November 13 2018

Popular E-Cigarette Company Pulling Flavored Vaping Products from Store Shelves

By: Rich Hosford

A leading e-cigarette company is pulling products studies have shown are popular among teens from stores shelves.

 

JUUL Labs announced on Tuesday that it is immediately pulling four of its flavored vaping pods from all retail locations and making them available online only with new online age verification systems meant to ensure they are purchased by adults only. The change came after the U.S. Food and Drug Administration (FDA) released plans to limit the sales of flavored tobacco products, including new age-verification requirements.

 

JUUL Labs also closed its Instagram and Facebook pages because they are often used by youths and is working to eliminate third-party posts promoting its products to young people

 

JUUL Labs CEO Kevin Burns said in a statement that the goal of his company is to help adults quit traditional cigarettes, not to be a mode for young people to begin using nicotine.

 

“We don’t want anyone who doesn’t smoke, or already use nicotine, to use JUUL products,” he said. “We certainly don’t want youth using the product. It is bad for public health, and it is bad for our mission. JUUL Labs and FDA share a common goal – preventing youth from initiating on nicotine. To paraphrase Commissioner Gottlieb, we want to be the off-ramp for adult smokers to switch from cigarettes, not an on-ramp for America’s youth to initiate on nicotine. We won’t be successful in our mission to serve adult smokers if we don’t narrow the on-ramp.”

 

Burns said one issue his company identified when it comes to teens and vaping is the offering of flavored options and he agreed with the FDA that “flavors play an important role in driving the youth appeal.” As of today, he added, the company will stop selling Mango, Fruit, Creme and Cucumber JUUL pods in the over 90,000 retails stores that sell its products.

 

Those flavored products will now only be available at the company’s website where customers will have to provide their name, date of birth, permanent address, and the last four digits of their social security number. This information will be verified by a third party and cross-referenced with publicly available records to confirm the person is at least 21 years of age.

 

Online purchases will also be limited to two devices and fifteen JUUL pod packages per month and no more than ten devices per year to prevent resale of the products.

 

The changes come as more and more awareness about teens and vaping has been brought to the fore.

 

According to a study by UC San Francisco researchers that was published in March in the journal Pediatrics, adolescents who smoke e-cigarettes are exposed to significant levels of potentially cancer-causing chemicals also found in tobacco cigarettes, even when the e-cigarettes do not contain nicotine.
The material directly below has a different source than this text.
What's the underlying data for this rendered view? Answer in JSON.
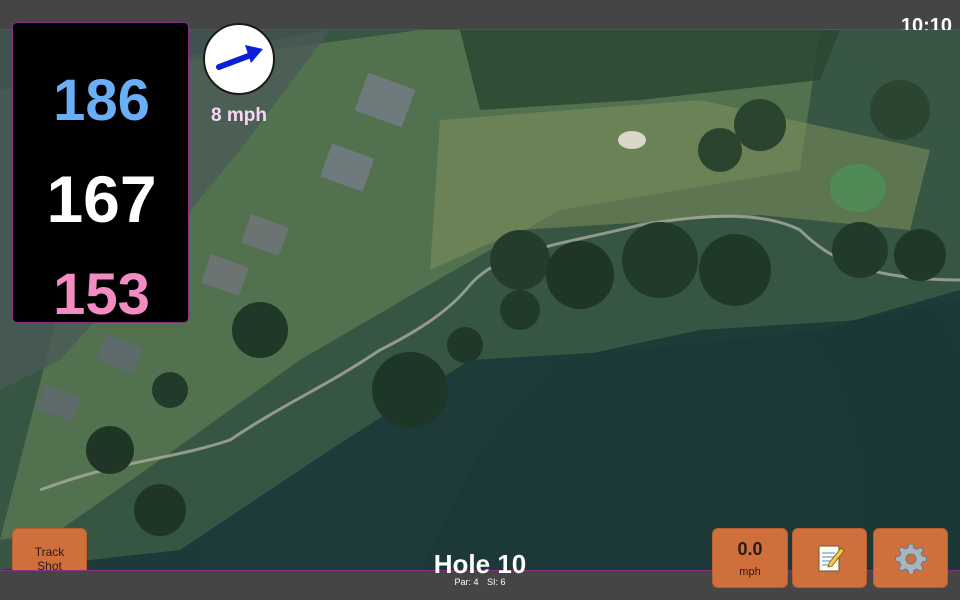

“Teenagers need to be warned that the vapor produced by e-cigarettes is not harmless water vapor, but actually contains some of the same toxic chemicals found in smoke from traditional cigarettes,” said lead author Mark L. Rubinstein, MD, a professor of pediatrics at UCSF. “Teenagers should be inhaling air, not products with toxins in them.”

Locally, actions have been taken to curb teenager vaping use. Burlington Police School Resource Officer Keith Sheppard gave a talk to parents last week about the dangers of vaping among youths and what they should look out for with their children. The Burlington Board of Health also raised the buying age for all tobacco products to 21 this past April.